15. Экспрессионный вектор по п. 1, где экспрессионный вектор содержит экспрессионную кассету лёгкой цепи антитела, экспрессионную кассету первой тяжёлой цепи антитела, экспрессионную кассету второй тяжёлой цепи антитела и экспрессионную кассету маркера селекции, где по меньшей мере одна из экспрессионной кассеты тяжёлой цепи антитела и экспрессионной кассеты лёгкой цепи антитела и экспрессионная кассета маркера селекции расположены однонаправленно и где однонапраленные экспрессионные кассеты расположены по направлению от 5'- к 3'-концу последовательности в следующем порядке: экспрессионная кассета тяжёлой цепи антитела, экспрессионная кассета лёгкой цепи антитела и экспрессионная кассета маркера селекции.

16. Экспрессионный вектор по п. 1, где экспрессионный вектор содержит экспрессионную кассету первой лёгкой цепи антитела, экспрессионную кассету второй лёгкой цепи антитела, экспрессионную кассету первой тяжёлой цепи антитела, экспрессионную кассету второй тяжёлой цепи антитела и экспрессионную кассету маркера селекции, где одна из экспрессионных кассет тяжёлой цепи антитела, одна из экспрессионных кассет лёгкой цепи антитела и экспрессионная кассета маркера селекции расположены однонаправленно и где однонаправленные экспрессионные кассеты расположены по направлению от 5'- к 3'-концу последовательности в следующем порядке: экспрессионная кассета тяжёлой цепи антитела, экспрессионная кассета лёгкой цепи антитела и экспрессионная кассета маркера селекции.

17. Экспрессионный вектор по п. 12, в котором одна из экспрессионных кассет тяжёлой цепи антитела кодирует тяжёлую цепь антитела, содержащую мутацию типа «впадина».

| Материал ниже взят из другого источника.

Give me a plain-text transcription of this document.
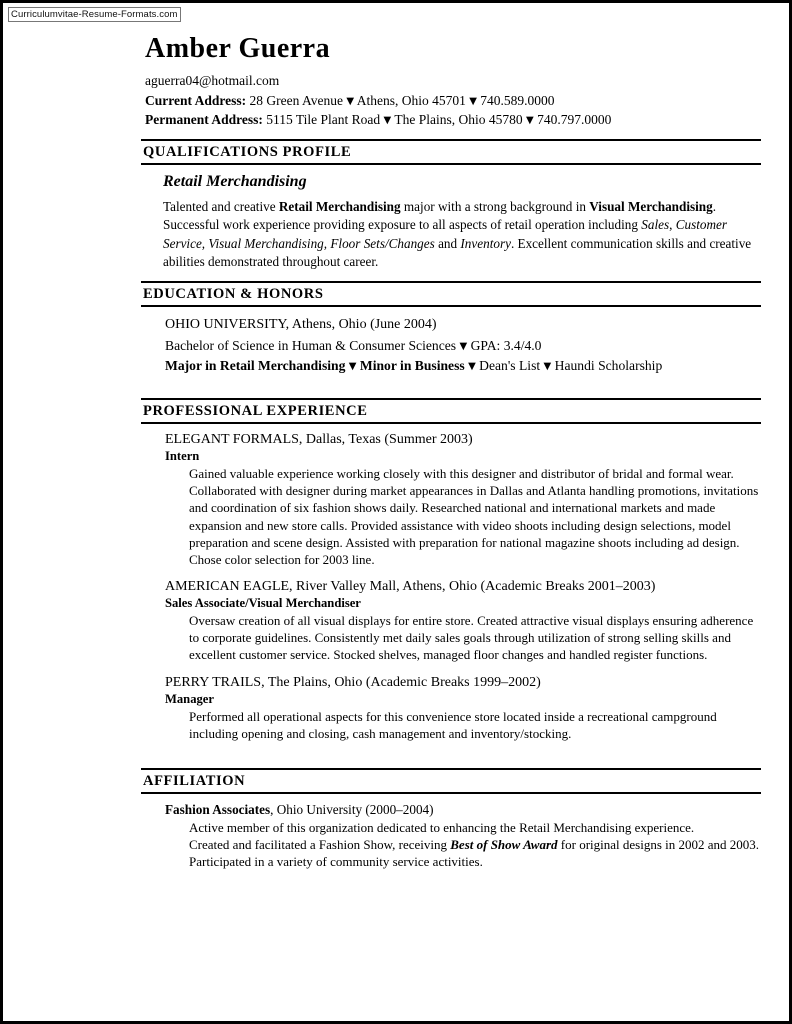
Curriculumvitae-Resume-Formats.com
Amber Guerra
aguerra04@hotmail.com
Current Address: 28 Green Avenue ▼ Athens, Ohio 45701 ▼ 740.589.0000
Permanent Address: 5115 Tile Plant Road ▼ The Plains, Ohio 45780 ▼ 740.797.0000
QUALIFICATIONS PROFILE
Retail Merchandising
Talented and creative Retail Merchandising major with a strong background in Visual Merchandising. Successful work experience providing exposure to all aspects of retail operation including Sales, Customer Service, Visual Merchandising, Floor Sets/Changes and Inventory. Excellent communication skills and creative abilities demonstrated throughout career.
EDUCATION & HONORS
OHIO UNIVERSITY, Athens, Ohio (June 2004)
Bachelor of Science in Human & Consumer Sciences ▼ GPA: 3.4/4.0
Major in Retail Merchandising ▼ Minor in Business ▼ Dean's List ▼ Haundi Scholarship
PROFESSIONAL EXPERIENCE
ELEGANT FORMALS, Dallas, Texas (Summer 2003)
Intern

Gained valuable experience working closely with this designer and distributor of bridal and formal wear. Collaborated with designer during market appearances in Dallas and Atlanta handling promotions, invitations and coordination of six fashion shows daily. Researched national and international markets and made expansion and new store calls. Provided assistance with video shoots including design selections, model preparation and scene design. Assisted with preparation for national magazine shoots including ad design. Chose color selection for 2003 line.

AMERICAN EAGLE, River Valley Mall, Athens, Ohio (Academic Breaks 2001–2003)
Sales Associate/Visual Merchandiser

Oversaw creation of all visual displays for entire store. Created attractive visual displays ensuring adherence to corporate guidelines. Consistently met daily sales goals through utilization of strong selling skills and excellent customer service. Stocked shelves, managed floor changes and handled register functions.

PERRY TRAILS, The Plains, Ohio (Academic Breaks 1999–2002)
Manager

Performed all operational aspects for this convenience store located inside a recreational campground including opening and closing, cash management and inventory/stocking.

AFFILIATION
Fashion Associates, Ohio University (2000–2004)

Active member of this organization dedicated to enhancing the Retail Merchandising experience.

Created and facilitated a Fashion Show, receiving Best of Show Award for original designs in 2002 and 2003. Participated in a variety of community service activities.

18. Экспрессионный вектор по п. 12, в котором одна из экспрессионных кассет тяжёлой цепи антитела кодирует тяжёлую цепь антитела, содержащую мутацию типа «выступ».

19. Экспрессионный вектор по п. 12, в котором одна из экспрессионных кассет лёгкой цепи антитела кодирует вариант лёгкой цепи антитела, содержащий вариабельный домен лёгкой цепи антитела и домен CH1 тяжёлой цепи антитела в качестве константного домена, и/или одна из экспрессионных кассет лёгкой цепи антитела кодирует лёгкую цепь антитела, содержащую вариабельный домен лёгкой цепи антитела и домен CL лёгкой цепи антитела в качестве константного домена.

20. Экспрессионный вектор по п. 12, в котором одна из экспрессионных кассет тяжёлой цепи антитела кодирует вариант тяжёлой цепи антитела, содержащий в качестве первого константного домена константный домен лёгкой цепи (CL), и/или одна из экспрессионных кассет тяжёлой цепи антитела кодирует тяжёлую цепь антитела, содержащую в качестве первого константного домена константный домен CH1 тяжёлой цепи.